Non a caso, lo scorso anno 134 economisti italiani hanno firmato un manifesto a sostegno di una patrimoniale progressiva sullo 0,1% più ricco e di un aumento dell’imposizione sulle grandi successioni e donazioni. Insomma, l’esigenza transnazionale di intervenire sulla fiscalità delle grandi fortune è oggi condivisa da una parte crescente della comunità scientifica, consapevole che l’attuale sistema fiscale sta aggravando anziché ridurre le disuguaglianze.
I precedenti
Si diceva all’inizio che ci provano da anni. Una delle proposte più eclatanti fu, nel 2011, la cosiddetta Robin Hood Tax lanciata da oltre mille economisti, tra i quali ancora Stiglitz e Krugman: in una lettera ai ministri delle Finanze del G20 suggerirono una tassa sulle transazioni finanziarie per supportare lo sviluppo globale. Nel 2019 fu invece la senatrice statunitense Elizabeth Warren a proporre una wealth tax del 2% per patrimoni superiori a 50 milioni di dollari e dell’1% aggiuntivo oltre il miliardo. Fu proprio Zucman a calcolare che si sarebbero raccolti circa 2,7 trilioni di dollari in 10 anni.

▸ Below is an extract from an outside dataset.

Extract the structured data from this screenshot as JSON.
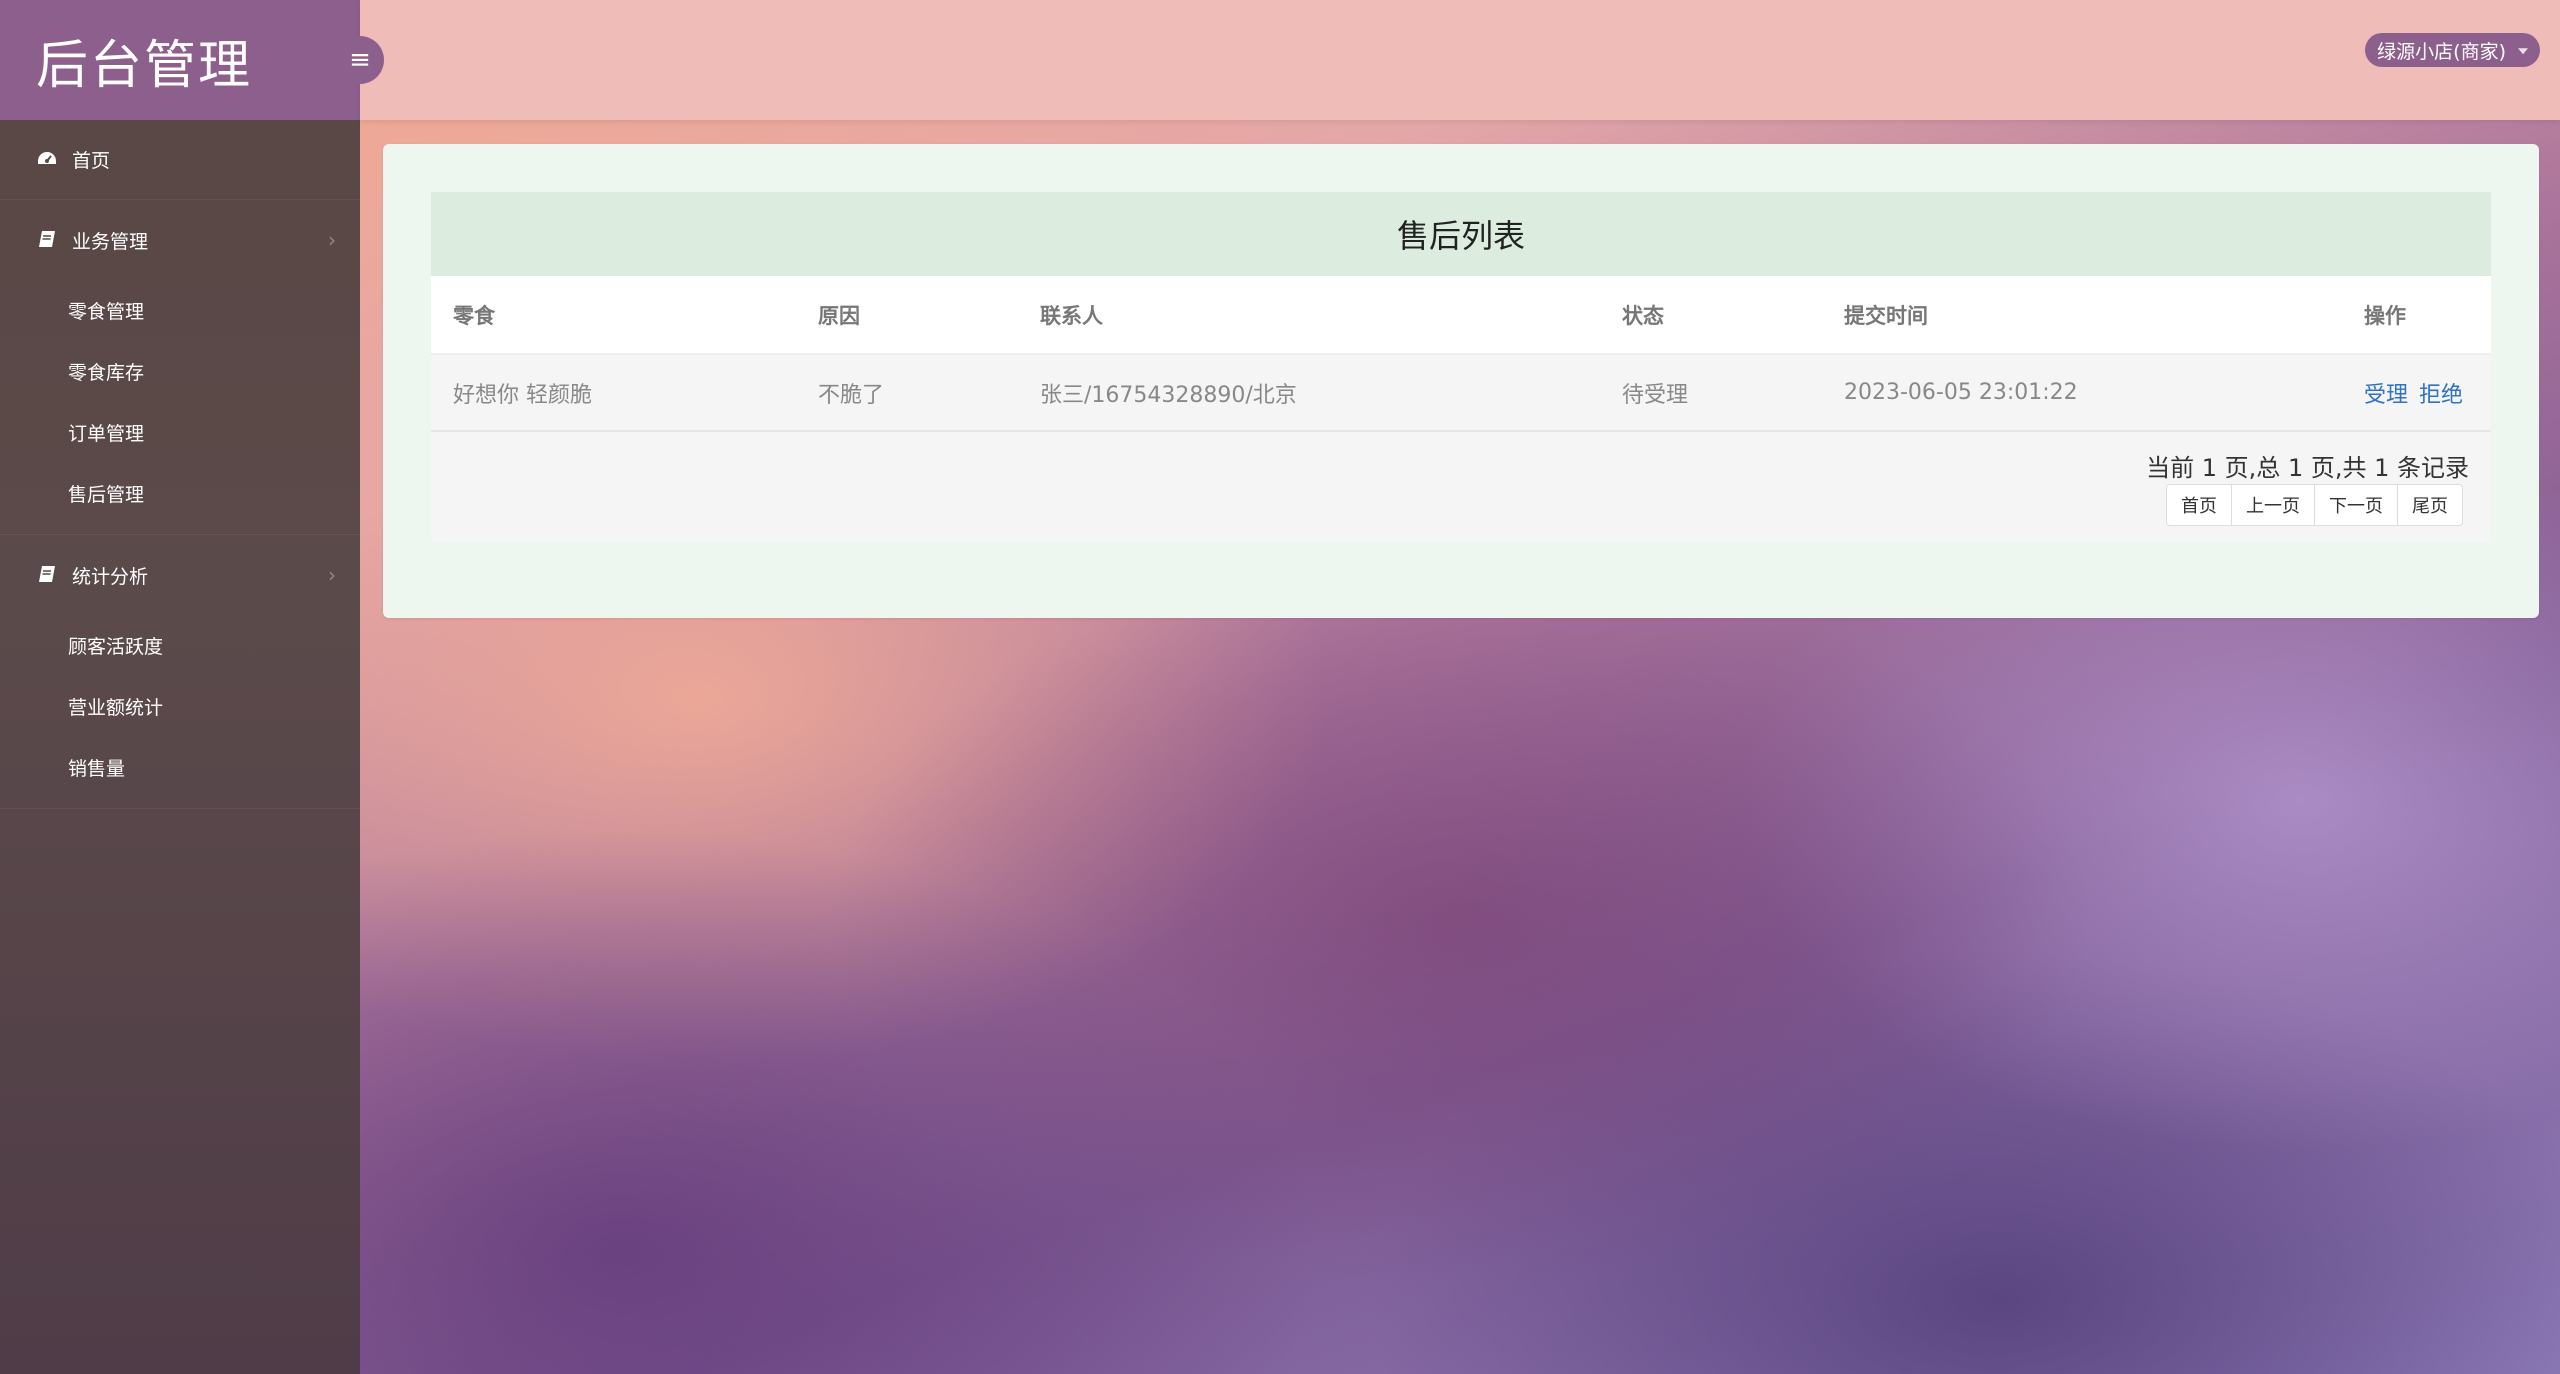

Nel 2020 ancora Joseph Stiglitz, insieme a Thomas Piketty, chiese una tassa patrimoniale negli Stati Uniti, sostenendo che una wealth tax moderata sarebbe stata efficace per ridurre le disuguaglianze ed incrementare le entrate fiscali. Tre anni dopo, nel 2023, con la European Citizens’ Initiative Zucman, Stiglitz e oltre 100 europarlamentari proposero una tassazione annuale permanente sui patrimoni più alti nell'Ue. Quello stesso anno, in una lettera al G20, oltre 300 firme – tra cui Abigail Disney, Bernie Sanders, Piketty – sollecitarono un accordo globale a favore di una tassazione patrimoniale per contrastare l’accumulo estremo di ricchezza.
Anche Spagna e Brasile hanno presentato all’Onu un’iniziativa congiunta per una tassa globale sui super-ricchi. Durante la Conferenza internazionale sul finanziamento dello sviluppo a Siviglia, i due Paesi hanno lanciato un messaggio chiaro: “Se non si interviene, l’estrema disuguaglianza continuerà ad aumentare, minando crescita, sostenibilità e fiducia nella democrazia”.
Non è una rivoluzione
“Una tassa patrimoniale minima non è una rivoluzione, è il minimo sindacale”, insiste l’appello dei Nobel. E la Francia, in crisi di coesione e con bilanci sempre più sotto pressione, ha oggi l’occasione storica di aprire la strada. Non serve attendere riforme globali per iniziare: ogni Paese può scegliere la strada della giustizia fiscale e contribuire a invertire la rotta.